Поэтому все попытки рационально «понять» драму мировой истории, установить ее «смысл», ее определяющую идею, обречены оставаться беспомощными и по существу тщетными. Такие попытки даны в том, что называют «философий истории» — самой проблематичной и наименее осуществимой из всех замыслов обобщающего понимания жизни, представленного «философией». Начиная с первой попытки осмыслить мировую историю у бл. Августина и кончая классическим построением «философии истории» Гегеля — образцом для всех последующих попыток такого рода, — человеческая мысль, руководимая общим убеждением в наличии общего плана мировой истории, той или иной формой веры в «Провидение», пыталось проникнуть в тайну этого плана.
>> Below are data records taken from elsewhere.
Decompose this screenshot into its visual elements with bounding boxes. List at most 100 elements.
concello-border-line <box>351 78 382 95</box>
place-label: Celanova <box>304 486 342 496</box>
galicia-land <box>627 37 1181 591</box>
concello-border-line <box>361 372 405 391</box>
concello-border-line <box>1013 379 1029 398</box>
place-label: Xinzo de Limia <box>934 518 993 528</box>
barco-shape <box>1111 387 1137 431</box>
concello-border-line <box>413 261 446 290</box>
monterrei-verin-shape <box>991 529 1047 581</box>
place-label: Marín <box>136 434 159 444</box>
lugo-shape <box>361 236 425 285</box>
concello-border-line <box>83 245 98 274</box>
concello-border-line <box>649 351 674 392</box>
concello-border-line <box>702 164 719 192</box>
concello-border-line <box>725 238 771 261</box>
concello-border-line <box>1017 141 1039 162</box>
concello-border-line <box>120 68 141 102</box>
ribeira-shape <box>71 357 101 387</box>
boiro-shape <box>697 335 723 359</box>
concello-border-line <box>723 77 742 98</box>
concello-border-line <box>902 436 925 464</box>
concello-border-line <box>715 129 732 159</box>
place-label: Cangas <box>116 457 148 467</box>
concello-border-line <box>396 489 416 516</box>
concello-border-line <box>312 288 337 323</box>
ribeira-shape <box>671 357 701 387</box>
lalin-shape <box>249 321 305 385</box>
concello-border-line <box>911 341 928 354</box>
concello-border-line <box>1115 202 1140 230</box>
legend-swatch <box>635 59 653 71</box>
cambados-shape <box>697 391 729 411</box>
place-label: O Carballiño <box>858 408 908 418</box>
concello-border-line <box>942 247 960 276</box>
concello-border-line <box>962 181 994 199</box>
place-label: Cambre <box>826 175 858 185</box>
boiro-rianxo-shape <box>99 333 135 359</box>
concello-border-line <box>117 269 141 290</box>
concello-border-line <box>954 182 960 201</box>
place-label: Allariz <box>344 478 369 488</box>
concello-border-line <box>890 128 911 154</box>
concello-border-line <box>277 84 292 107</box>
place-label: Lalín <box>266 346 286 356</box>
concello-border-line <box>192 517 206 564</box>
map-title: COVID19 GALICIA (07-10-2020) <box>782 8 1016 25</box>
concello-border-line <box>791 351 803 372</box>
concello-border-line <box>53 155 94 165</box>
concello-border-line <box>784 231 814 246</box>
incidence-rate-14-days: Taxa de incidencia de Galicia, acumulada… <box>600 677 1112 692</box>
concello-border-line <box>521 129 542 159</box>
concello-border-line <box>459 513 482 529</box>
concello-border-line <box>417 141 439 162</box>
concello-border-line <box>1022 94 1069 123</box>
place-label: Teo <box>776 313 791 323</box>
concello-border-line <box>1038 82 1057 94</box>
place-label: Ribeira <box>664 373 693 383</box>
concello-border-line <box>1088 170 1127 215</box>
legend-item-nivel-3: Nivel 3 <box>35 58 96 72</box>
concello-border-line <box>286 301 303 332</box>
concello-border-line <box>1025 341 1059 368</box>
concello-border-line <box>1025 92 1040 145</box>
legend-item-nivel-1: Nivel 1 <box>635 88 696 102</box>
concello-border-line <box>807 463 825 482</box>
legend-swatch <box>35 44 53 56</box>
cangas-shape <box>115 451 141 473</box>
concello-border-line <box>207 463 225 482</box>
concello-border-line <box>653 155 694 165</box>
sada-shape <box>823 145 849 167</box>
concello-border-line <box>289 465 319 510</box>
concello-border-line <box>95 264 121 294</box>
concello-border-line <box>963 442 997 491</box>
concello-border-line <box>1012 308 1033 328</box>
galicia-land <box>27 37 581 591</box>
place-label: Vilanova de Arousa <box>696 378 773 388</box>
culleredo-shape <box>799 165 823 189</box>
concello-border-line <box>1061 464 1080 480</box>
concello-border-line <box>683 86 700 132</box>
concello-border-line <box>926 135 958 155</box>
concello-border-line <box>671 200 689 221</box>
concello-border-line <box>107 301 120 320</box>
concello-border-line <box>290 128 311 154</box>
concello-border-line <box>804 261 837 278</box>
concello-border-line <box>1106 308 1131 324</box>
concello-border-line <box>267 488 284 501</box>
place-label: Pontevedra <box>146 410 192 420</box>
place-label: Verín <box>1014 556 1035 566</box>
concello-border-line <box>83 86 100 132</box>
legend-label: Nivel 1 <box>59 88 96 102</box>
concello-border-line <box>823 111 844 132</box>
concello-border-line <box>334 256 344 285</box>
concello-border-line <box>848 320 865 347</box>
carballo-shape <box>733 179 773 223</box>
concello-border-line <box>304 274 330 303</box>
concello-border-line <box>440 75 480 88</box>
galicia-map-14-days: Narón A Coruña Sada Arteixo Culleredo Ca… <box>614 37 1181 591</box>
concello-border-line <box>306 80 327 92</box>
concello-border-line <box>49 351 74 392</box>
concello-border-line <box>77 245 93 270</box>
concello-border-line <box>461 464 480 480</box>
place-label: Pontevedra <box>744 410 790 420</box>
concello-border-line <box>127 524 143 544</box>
Все такие попытки не только сравнительно быстро стареют и с дальнейшим ходом истории и исторического самосознания утрачивают интерес, который они в свое время возбуждали, но и по существу обречены на неудачу, остаются неадекватными своему предмету. Всякая конструкция здесь остается произвольной и определена двумя искажающими заблуждениями, без которых она вообще была бы невозможна. Ничего не зная о будущем, не будучи в состоянии даже вообразить его содержание (по крайней мере, более отдаленного будущего), мы невольно рассматриваем наше время, эпоху «настоящего», как некое завершение всего исторического процесса, т. е. как его конец или, по крайней мере, как приближение к концу. И, с другой стороны, это настоящее стоит для нас в центре внимания, и интерес к прошлому, как и возможность его понимания, уменьшаются по мере его отдаленности от нас. Тысячелетия далекого прошлого кажутся нам менее значительными, менее существенными, чем столетие более близкого нам прошлого или чем десятилетие того ближайшего прошлого, которое протекло на наших глазах. И хотя есть основания думать, что история действительно есть, по крайней мере, в некоторых отношениях, процесс все ускоряющегося движения, однако, совершенно очевидно, что такая неизбежная оценка в огромной, подавляющей мере есть просто ошибка перспективы, определенная чисто субъективным нашим интересом к настоящему. С некоторым преувеличением можно сказать, что все «философии истории» строятся по типу следующего разделения: 1) от Адама до моего дедушки, 2) от моего дедушки до меня, 3) я, моя эпоха и все, что из нее вытекает. Произвольность перспективы бросается в глаза всякому непредвзятому уму. Но что же можно здесь высказать с правомерным притязанием на подлинно объективное значение?